The true mean is a specific number (e.g., 5.2) hidden in nature. It does not move or fluctuate.
A Random Variable.
The parameter is uncertain. We describe it using a probability distribution that reflects our state of knowledge.
What is the Data? (\(X\)) Random & Repeatable.
We imagine the data is just one of infinite possible samples we could have drawn.
Fixed.
The data is the only solid reality we have. We condition our beliefs on this specific dataset.

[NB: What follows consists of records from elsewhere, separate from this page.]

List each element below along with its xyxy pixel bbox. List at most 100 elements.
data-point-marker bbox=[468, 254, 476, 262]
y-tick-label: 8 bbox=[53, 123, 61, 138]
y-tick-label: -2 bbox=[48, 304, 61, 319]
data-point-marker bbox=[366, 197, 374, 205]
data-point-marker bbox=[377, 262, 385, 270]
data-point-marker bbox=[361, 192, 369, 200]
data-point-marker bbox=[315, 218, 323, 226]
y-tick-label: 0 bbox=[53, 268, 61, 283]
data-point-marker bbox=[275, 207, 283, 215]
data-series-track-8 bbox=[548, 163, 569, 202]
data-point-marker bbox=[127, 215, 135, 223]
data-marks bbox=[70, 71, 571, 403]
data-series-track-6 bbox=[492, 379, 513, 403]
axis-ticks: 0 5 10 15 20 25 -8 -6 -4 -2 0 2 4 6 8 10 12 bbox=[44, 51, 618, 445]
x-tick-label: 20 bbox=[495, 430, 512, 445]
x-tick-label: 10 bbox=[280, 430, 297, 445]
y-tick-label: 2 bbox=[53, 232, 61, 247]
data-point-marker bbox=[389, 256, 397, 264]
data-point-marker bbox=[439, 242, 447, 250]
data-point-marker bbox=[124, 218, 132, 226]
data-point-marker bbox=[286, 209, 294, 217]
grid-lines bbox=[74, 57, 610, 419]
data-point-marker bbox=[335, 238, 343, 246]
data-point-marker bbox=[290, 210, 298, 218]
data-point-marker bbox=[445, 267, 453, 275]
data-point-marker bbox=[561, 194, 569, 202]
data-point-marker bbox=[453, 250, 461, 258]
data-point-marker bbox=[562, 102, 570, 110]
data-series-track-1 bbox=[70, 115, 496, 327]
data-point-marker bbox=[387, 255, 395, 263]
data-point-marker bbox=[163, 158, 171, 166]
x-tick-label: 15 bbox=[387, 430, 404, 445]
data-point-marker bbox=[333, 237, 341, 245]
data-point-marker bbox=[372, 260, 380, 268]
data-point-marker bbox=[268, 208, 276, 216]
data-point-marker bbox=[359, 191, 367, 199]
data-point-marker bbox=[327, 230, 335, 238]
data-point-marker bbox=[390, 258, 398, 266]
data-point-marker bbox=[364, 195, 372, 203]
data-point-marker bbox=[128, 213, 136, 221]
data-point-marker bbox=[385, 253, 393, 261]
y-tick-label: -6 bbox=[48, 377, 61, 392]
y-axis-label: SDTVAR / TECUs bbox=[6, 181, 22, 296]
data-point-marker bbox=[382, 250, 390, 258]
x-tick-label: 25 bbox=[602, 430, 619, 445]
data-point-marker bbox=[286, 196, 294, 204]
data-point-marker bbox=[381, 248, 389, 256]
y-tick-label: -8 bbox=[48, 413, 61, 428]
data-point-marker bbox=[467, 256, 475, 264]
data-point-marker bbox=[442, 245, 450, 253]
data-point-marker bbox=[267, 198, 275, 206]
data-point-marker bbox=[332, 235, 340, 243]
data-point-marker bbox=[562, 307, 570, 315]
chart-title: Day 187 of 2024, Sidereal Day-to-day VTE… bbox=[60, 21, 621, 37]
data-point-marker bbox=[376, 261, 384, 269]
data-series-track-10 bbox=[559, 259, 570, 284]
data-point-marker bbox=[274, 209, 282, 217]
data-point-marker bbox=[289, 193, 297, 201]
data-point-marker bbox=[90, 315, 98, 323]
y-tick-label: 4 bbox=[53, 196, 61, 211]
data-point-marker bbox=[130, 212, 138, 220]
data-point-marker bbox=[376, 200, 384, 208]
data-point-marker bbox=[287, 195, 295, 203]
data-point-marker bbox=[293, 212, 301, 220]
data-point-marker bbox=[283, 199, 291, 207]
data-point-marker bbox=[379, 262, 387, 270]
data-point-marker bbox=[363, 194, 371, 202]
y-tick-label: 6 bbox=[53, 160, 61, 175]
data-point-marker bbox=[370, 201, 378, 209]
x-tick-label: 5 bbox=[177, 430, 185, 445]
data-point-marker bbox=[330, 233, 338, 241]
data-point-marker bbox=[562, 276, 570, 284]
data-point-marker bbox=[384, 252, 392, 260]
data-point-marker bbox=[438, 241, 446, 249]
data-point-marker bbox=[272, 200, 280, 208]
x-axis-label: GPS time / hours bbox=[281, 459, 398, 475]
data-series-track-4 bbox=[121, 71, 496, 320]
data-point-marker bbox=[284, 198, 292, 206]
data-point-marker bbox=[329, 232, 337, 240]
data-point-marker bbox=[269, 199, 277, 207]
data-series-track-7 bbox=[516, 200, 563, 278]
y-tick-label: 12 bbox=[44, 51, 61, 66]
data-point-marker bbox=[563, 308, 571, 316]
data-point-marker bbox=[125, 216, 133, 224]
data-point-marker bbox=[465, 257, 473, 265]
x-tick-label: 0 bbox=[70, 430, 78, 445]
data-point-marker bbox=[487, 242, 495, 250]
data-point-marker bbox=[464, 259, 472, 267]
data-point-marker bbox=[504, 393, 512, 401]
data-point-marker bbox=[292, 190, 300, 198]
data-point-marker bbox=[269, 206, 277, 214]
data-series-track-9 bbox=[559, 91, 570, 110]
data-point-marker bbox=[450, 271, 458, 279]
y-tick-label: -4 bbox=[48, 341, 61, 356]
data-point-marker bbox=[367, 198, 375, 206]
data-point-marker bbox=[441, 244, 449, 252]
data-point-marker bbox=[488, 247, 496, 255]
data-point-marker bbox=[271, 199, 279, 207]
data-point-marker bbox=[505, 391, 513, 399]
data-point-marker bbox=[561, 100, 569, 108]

The Output A Point Estimate.
A single number (like \(\bar{x}\)) or a Confidence Interval.
A Probability Distribution.
A full curve (the Posterior) showing which values are most likely.
Probability Meaning Long-Run Frequency.
The frequency of occurrence out of infinitely many trials.
Degree of Belief.
How certain we are about something given our knowledge.
Use of Prior Knowledge Forbidden.
The data must speak for itself. Bringing in outside beliefs is considered “bias.”
Required (The Prior).
You start with an initial belief (\(p(\theta)\)) and update it with data to get the Posterior.